Both Pttg overexpression and silencing induces p21 in GH3 cells. (A) Confocal image of double fluorescence immunohistochemistry of rat GH-producing GH3 cells transfected with EGFP or EGFP-PTTG. Cells were fixed, labeled with EGFP antibody (green), p21 antibody (red). Cells coexpressing EGFP-PTTG and p21 appeared white. (B and C) Pttg overexpression induced p21 mRNA and ATM mRNA levels in GH3 cells. Cells were transfected with plasmids expressing EGFP or EGFP-PTTG and sorted by flow cytometry, and real-time PCR of p21 mRNA and ATM mRNA was performed. (D) Pttg silencing by Pttg siRNA induces p21 mRNA levels detected by real-time PCR. Values are expressed as mean ± SE of triplicate measurements for each experimental group. All experiments were repeated twice, and representative experiments are shown. *, P < 0.05 vs. control.

Fig. 5.

p21 is induced in human GH-producing pituitary adenomas. (A) (a–e) Immunohistochemistry of pituitary adenoma sections stained for p21 (brown). (f) Normal pituitary. (g) Breast carcinoma. (h) Pituitary carcinoma. (B) Confocal image of fluorescence immunohistochemistry for p21 and PTTG expression.
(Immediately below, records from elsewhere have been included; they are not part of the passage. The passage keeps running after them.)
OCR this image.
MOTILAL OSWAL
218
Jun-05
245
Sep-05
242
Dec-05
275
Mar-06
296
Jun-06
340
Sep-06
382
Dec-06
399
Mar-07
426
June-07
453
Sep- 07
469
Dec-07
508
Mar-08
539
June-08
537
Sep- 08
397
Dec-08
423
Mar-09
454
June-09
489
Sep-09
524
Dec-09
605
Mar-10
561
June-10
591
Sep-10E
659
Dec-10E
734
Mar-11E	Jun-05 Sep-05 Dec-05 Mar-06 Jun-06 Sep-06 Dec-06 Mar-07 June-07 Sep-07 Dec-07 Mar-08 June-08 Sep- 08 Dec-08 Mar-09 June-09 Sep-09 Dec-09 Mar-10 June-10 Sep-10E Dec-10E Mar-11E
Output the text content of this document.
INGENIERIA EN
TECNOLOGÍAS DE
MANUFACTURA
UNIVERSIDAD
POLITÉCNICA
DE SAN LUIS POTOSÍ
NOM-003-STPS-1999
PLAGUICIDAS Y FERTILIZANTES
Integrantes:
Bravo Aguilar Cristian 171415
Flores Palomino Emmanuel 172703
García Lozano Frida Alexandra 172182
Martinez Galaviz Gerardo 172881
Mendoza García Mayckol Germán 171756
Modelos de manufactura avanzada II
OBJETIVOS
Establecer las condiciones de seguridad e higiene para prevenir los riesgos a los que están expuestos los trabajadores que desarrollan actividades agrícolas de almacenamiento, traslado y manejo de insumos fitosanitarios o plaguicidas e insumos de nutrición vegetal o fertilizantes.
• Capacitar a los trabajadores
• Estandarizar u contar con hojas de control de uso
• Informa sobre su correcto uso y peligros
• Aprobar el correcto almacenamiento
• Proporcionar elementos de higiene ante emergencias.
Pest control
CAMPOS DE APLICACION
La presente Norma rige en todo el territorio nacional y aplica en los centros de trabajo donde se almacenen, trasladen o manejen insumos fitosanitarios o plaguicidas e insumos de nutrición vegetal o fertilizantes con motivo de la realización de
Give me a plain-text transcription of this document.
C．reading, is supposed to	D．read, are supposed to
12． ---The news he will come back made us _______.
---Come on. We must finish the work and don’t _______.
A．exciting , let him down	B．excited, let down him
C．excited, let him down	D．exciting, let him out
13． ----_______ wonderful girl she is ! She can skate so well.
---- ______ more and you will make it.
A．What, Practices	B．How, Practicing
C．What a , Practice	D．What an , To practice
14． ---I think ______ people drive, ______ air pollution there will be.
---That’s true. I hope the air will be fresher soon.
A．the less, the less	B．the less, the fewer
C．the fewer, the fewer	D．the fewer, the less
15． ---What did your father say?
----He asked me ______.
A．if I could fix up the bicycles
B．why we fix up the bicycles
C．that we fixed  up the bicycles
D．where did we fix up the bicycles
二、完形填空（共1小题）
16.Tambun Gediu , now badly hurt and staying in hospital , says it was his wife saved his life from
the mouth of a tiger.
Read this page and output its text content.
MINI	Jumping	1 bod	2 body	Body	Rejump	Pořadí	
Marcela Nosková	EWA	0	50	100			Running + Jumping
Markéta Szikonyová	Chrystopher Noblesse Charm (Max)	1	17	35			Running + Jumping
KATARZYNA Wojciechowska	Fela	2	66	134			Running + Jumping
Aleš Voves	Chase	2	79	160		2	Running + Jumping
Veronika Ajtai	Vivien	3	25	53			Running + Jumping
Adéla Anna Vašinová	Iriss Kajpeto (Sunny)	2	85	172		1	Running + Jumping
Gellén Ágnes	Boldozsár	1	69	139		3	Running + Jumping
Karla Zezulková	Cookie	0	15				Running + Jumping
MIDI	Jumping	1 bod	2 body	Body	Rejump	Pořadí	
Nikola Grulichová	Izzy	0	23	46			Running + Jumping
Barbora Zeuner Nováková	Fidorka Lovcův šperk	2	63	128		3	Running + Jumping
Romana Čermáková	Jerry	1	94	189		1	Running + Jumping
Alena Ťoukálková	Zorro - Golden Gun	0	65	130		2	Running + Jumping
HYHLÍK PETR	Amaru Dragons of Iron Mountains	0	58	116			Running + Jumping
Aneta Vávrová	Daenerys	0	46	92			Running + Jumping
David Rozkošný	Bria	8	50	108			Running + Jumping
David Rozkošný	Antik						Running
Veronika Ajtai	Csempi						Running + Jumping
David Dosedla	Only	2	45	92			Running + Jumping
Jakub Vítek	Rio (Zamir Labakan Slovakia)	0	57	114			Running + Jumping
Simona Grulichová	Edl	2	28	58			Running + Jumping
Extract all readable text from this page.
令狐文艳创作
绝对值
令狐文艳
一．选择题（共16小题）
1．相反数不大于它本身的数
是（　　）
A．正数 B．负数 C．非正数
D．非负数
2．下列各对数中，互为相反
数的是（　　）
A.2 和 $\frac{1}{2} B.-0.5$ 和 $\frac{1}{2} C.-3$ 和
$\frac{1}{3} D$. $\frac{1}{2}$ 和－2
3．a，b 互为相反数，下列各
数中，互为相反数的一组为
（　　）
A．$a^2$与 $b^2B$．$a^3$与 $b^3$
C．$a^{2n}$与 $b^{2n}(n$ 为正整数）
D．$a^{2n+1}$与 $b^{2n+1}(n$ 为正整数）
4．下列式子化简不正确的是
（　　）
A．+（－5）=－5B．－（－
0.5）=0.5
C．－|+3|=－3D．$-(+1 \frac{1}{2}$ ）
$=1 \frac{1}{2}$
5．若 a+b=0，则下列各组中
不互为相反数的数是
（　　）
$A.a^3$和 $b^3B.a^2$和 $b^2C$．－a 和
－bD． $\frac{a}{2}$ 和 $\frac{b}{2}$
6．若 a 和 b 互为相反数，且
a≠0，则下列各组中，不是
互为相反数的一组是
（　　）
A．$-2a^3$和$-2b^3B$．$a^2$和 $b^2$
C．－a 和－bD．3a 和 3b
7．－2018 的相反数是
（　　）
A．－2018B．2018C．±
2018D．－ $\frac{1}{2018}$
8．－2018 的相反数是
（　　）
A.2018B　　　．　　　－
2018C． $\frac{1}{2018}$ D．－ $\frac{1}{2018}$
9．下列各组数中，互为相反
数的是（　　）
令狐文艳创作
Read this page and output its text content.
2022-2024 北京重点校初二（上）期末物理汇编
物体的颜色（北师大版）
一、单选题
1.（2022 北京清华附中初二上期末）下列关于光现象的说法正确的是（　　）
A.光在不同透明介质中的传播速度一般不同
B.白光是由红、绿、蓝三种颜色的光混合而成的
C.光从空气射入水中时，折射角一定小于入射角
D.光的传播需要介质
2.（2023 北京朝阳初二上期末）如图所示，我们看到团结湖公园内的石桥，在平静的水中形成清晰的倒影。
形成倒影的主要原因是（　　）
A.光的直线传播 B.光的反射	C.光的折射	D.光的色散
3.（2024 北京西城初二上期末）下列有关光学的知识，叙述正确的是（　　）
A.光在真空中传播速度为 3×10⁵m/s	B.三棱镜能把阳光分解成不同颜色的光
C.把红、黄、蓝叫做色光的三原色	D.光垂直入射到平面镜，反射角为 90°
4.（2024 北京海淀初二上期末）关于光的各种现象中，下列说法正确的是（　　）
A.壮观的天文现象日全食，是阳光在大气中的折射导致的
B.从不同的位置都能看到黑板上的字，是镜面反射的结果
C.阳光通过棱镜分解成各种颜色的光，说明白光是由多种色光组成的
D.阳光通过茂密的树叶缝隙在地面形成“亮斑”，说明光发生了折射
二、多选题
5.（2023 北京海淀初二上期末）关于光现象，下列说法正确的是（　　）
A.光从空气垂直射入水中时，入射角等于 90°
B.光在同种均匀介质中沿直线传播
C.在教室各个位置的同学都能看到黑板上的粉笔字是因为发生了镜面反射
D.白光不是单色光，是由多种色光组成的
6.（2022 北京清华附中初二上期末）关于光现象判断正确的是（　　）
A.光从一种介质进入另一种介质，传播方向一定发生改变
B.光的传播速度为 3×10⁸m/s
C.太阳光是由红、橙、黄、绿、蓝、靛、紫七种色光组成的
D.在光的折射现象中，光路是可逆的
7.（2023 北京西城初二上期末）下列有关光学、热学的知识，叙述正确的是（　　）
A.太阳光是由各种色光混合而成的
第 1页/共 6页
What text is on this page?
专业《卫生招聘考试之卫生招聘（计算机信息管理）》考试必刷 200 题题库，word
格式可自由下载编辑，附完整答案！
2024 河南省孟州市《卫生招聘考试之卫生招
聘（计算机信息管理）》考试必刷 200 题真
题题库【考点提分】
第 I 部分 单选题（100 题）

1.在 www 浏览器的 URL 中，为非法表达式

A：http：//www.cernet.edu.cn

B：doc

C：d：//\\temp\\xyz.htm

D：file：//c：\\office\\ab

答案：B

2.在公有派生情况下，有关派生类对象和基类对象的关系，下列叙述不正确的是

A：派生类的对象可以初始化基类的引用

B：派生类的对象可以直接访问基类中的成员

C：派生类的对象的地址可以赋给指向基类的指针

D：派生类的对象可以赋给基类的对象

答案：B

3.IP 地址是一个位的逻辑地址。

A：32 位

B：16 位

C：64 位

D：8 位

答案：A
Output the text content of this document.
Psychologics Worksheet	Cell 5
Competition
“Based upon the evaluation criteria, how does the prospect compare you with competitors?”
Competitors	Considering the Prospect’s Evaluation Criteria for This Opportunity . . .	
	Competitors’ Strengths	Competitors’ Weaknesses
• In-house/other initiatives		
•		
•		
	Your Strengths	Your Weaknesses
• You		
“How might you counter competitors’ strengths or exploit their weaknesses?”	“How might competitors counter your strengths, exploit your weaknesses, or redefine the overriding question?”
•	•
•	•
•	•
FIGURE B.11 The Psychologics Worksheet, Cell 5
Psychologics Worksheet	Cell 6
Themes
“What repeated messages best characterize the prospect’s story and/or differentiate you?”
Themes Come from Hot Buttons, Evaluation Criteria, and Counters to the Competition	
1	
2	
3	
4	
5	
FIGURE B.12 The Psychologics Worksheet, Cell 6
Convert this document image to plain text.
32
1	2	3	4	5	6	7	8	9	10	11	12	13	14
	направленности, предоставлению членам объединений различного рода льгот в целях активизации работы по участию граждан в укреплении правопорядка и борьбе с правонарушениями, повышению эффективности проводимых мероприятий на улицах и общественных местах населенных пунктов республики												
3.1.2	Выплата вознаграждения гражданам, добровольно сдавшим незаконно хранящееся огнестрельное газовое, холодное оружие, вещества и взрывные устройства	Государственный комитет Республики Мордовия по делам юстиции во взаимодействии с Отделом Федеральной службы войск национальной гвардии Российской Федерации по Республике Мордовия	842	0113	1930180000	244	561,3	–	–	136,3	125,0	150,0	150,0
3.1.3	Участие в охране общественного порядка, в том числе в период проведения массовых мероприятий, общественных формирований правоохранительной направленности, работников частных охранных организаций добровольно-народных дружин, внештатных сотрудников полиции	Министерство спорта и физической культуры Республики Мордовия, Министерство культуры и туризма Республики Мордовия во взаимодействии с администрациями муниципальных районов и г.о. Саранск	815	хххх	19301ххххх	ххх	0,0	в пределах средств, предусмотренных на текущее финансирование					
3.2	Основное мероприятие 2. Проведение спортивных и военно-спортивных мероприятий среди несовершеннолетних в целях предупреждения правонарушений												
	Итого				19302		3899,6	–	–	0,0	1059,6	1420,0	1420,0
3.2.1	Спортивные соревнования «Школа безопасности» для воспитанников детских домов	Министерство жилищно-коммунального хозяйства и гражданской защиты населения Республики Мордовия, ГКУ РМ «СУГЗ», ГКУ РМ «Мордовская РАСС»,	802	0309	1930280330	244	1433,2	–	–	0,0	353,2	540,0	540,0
Specimen was labeled with p21 antibody (red) and PTTG antibody (green). (C and D) Reciprocal p21 and PTTG expression in all pituitary tumor types (C) and in GH-secreting adenomas (D).

Fig. 6.

Senescence markers in human GH-producing pituitary adenomas. (A) Immunohistochemistry of the same GH-secreting human adenoma sections stained for p21 (brown) and SA-β-gal activity (blue). (B) Confocal image of double fluorescence immunohistochemistry of p21 (green) and β-galactosidase (red) proteins coexpression in human pituitary adenomatous but not in normal adjacent tissue (Left). High resolution (×63) image of the same slide (Right). (C) Proposed model for p21-induced senescence in the hypoplastic Pttg-null pituitary gland and PTTG-overexpressing pituitary adenomas. Arrows depict proposed pathways.